Your boss doesn't have to know the whole project to deliver their piece. This funnels all the planning towards the top and they have massive incentive to shut the fuck up and not leak anything. It really is that simple.
But the boss could not have as specialized skillset and knowledge as the lower level worker would have, so the boss couldn't be able to know as much, compared to what lower level worker would need to find out.
Responsibilities have to be delegated from the up, down, because upper level can't possibly have all the knowledge and skill of the skill-workers themselves as they are not spending 100% of their time on this exact skill work.
> Assuming they became your boss through technical merit they should be able to adequately describe requirements and anticipate implementation details.
For a period of time when they are within the domain yes. However if you are not constantly working in the domain to the same extent as the skill worker, you won't be able to keep up with the information. In order to be able to be on the exact same level of information you would need to spend the same amount of time on the skill work itself.

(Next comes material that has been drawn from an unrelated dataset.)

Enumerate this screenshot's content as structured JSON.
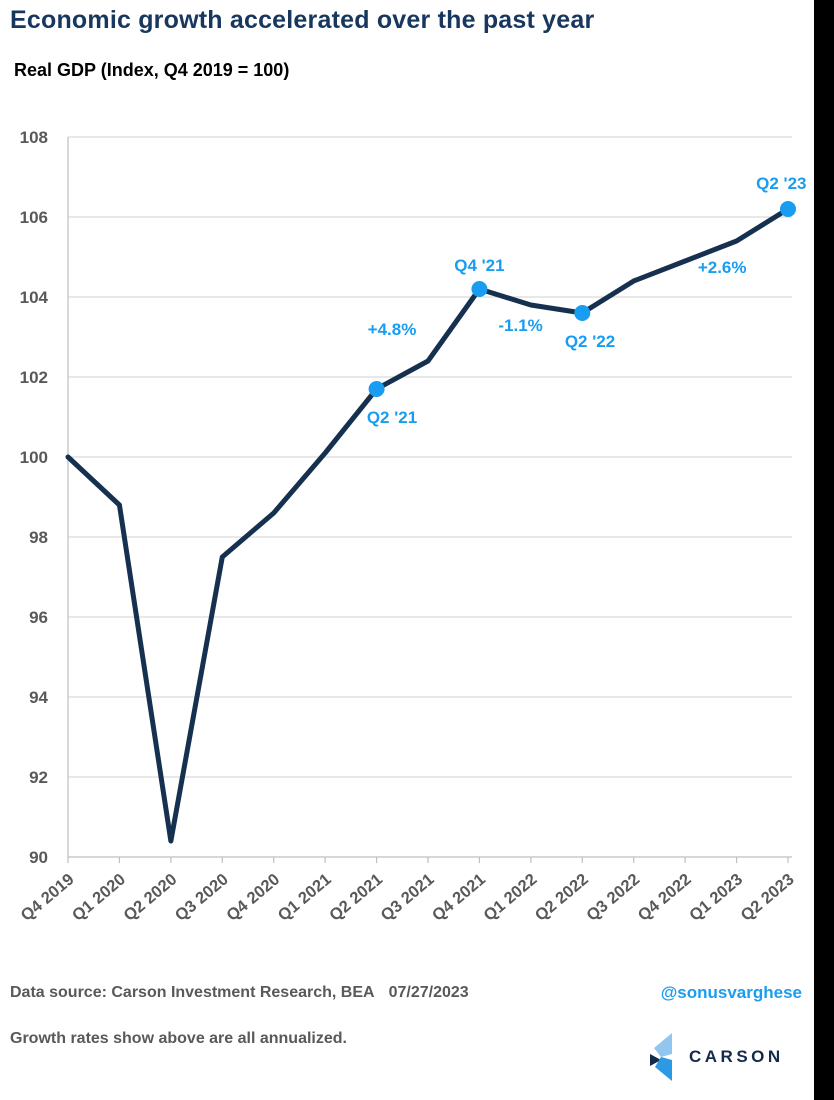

> Good requirements shouldn't need follow up questions beyond you potentially not knowing how to do something.
There's no way you can write such good requirements in any at least even slightly remotely complicated project. Nobody could write such requirements. The complex things are always iterative. You can only do simple, repetitive things like that. Absolutely nothing innovative.
> This funnels all the planning towards the top and they have massive incentive to shut the fuck up and not leak anything. It really is that simple.
This could only work in something like military with standard processes and where everyone follows this routine and orders. But not in intelligence work. Intelligence work is never that straightforward.
That second link is not evidence that they planted it. It's evidence of them using illegal means to discover it. These are not the same thing. Faking probable cause to search your car is not evidence that they planted drugs.
Same as being exonerated for a wrongful conviction. It doesn't mean you didn't actually commit the crime and should let a wrongfully-convicted pedophile manage your daycare center. You really need to dig deeper than the headline to know what was wrongful about the conviction-- the actual offender later being caught is not the same as a procedural error by the prosecutor.
Given that possession isn't the only charge for Schulte, it wasn't planted. None of this was even necessary to make the case; they could easily have dropped these charges.
From the Reddit AMA "I am Andrew Bustamante, a former covert CIA intelligence officer and founder of the Everyday Espionage training platform. Ask me anything."
> "Does the cia use child prostitutes to control assets?"
> "I plead the 5th. The things we use to control assets are unsettling enough without going into details."
Actual violent offenders, murderers, molestors, rapists, etc get far less time and better circumstances.
Leakers continue to leak because the majority of the u.s. population believe their government is corrupt and deserves to be exposed. Said government would produce better outcomes by not continually proving their corruption. Federal corruption is concrete history, it's there on Wikipedia to read, but only the allowed parts.
It's a big club, you ain't in it, and theyre deciding your life for you.
Which is true of basically any company too. They’re not secure because all it takes is a trusted person to go rogue.